Kahina, 21 ans, aimerait aussi devenir actrice. Elle a déjà pris des cours de théâtre ailleurs à Marseille, mais ils étaient selon elle « trop chers et trop théoriques ». Shafik, réfugié afghan, fait du théâtre depuis son arrivée à Marseille, il y a six ans. Lui aussi apprécie le prix bon marché des ateliers que propose Moovida et l’ambiance qui y règne.
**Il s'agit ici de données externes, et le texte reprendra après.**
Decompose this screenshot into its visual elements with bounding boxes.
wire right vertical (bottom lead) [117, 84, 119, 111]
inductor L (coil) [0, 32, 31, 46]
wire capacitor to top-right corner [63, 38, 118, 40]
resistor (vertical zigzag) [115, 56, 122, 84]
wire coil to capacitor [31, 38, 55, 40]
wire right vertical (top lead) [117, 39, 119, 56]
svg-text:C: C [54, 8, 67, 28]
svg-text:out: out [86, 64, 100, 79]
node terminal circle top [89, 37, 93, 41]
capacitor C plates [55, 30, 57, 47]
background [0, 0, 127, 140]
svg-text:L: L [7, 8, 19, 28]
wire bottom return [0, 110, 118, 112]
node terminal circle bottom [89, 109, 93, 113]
Lorsque le professeur arrive, les langues commencent à se délier et les vannes à s’enchaîner. Teniw, comédien, aime charrier ses élèves et les affuble de surnoms, comme « l’Indien », le « White », « la mouche ». Le tout dans une ambiance joyeuse et bon enfant. Puis, progressivement, les élèves se mettent en cercle et le cours commence. Place à l’ « échauffement », soit un jeu consistant à remplacer des chiffres par des mots. 

Donner confiance aux jeunes

Par trois, les élèves vont ensuite se mettre à improviser. D’abord dos à leurs camarades, ils se retournent lorsque Teniw leur donne un mot dont ils doivent s’inspirer pour jouer une saynète. Léo est le benjamin de la promo. Âgé de 13 ans, il vient depuis un mois et explique « kiffer le moment ». D’abord timide et dans son coin, il se révèle sur scène et fait rire les spectateurs en imitant un boxeur. « Ici, je me sens bien, on est comme une grande famille », explique-t-il en souriant. « L’idée est aussi de leur donner confiance », soutient pour sa part Catherine Vestieu.

Ces cours de théâtre semblent être l’occasion, pour ces jeunes adultes issus d’endroits défavorisés, d’ironiser sur les clichés concernant les quartiers Nord. Une jeune femme endosse par exemple le rôle d’une journaliste télé, venue pour filmer les banlieues et les « specimen qui y vivent ».

« Je me bats pour que les jeunes des quartiers ne soient pas cantonnés aux rôles de racailles », souligne la directrice de l’association qui donne aussi des cours de cinéma. Récemment, l’un des courts-métrages que Moovida a réalisé a d’ailleurs été sélectionné au festival de Clermont-Ferrand. « On oublie que dans les quartiers Nord, il y a des pépites, estime Catherine Vestieu, il suffit de leur donner des outils pour s’exprimer ».